Both calls are preceded by calls of ext2_check_dir_entry(),
and these dereference de, so if the code was correct then we
know that de is non-NULL and testing that again is meaningless.
So far about ext2_match().

Next about this call of ext2_check_dir_entry() in ext2_find_entry().
It does not do anything. It is `just to be sure'. It will print
an error message if it detects a bad directory block, and do nothing
if all is OK.

Let us split this functionality. Suppose the directory block is rotten.
Preferably, that should not lead to a kernel crash.
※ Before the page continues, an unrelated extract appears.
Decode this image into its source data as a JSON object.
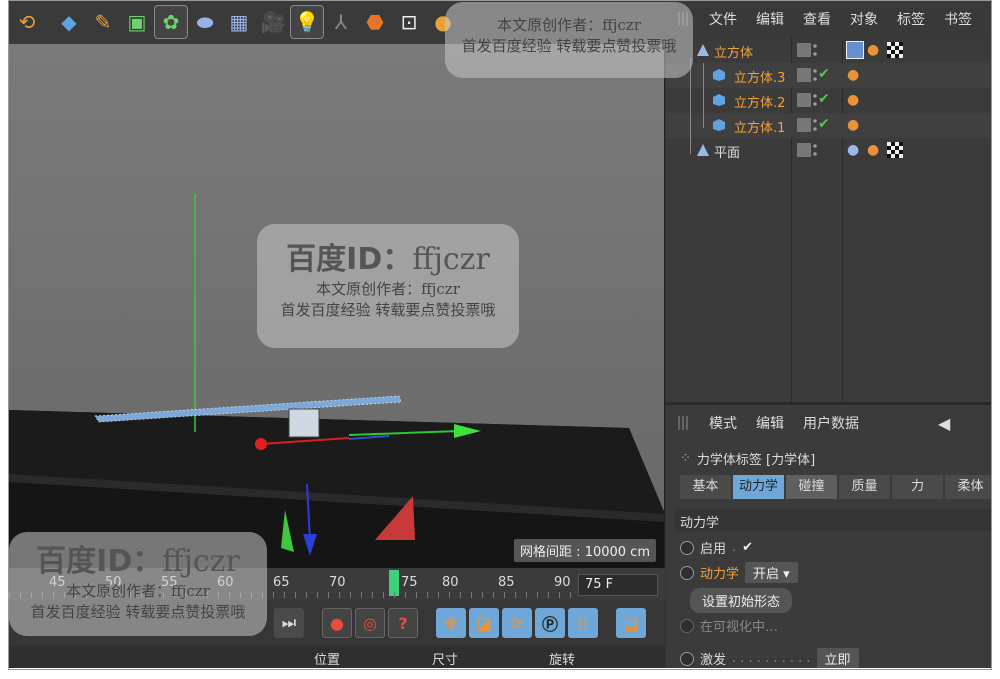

So we need a
minimal amount of checking to keep the kernel sane.
In the patch above these are the parts `(char *) de + namelen <= dlimit'
that guarantee that the following ext2_match will not touch memory
outside the block just read, and `de_len > 0' which guarantees that
we make progress, and cannot get stuck looping in a bad block.

What about bad directory entry detection?
Well, the patch above detects a bad directory entry only
if it is the one we were looking for. For a scan over all
files in the directory this means that each entry is tested
only once instead of many times. Moreover, ext2_readdir()
still does full checking.
So, it seems that we are not really less safe than before.
------------------------------------------------------------------------

Meta discussion.

Changing the ext2 filesystem code is a hazardous thing to do.
It is very important that this code is rock solid. That is
why I give my reasoning in such a detail. I hope that many
people who know ext2 will scrutinize the patch carefully
and make sure (i) that for a correct filesystem it is equivalent
to the old code, and (ii) that for an incorrect filesystem the
expected behaviour is not worse than it was before.

Of course the patch is meaningless if it does not bring
a measurable improvement. Above I gave a statistic on the number
of calls. I have no timing statistics.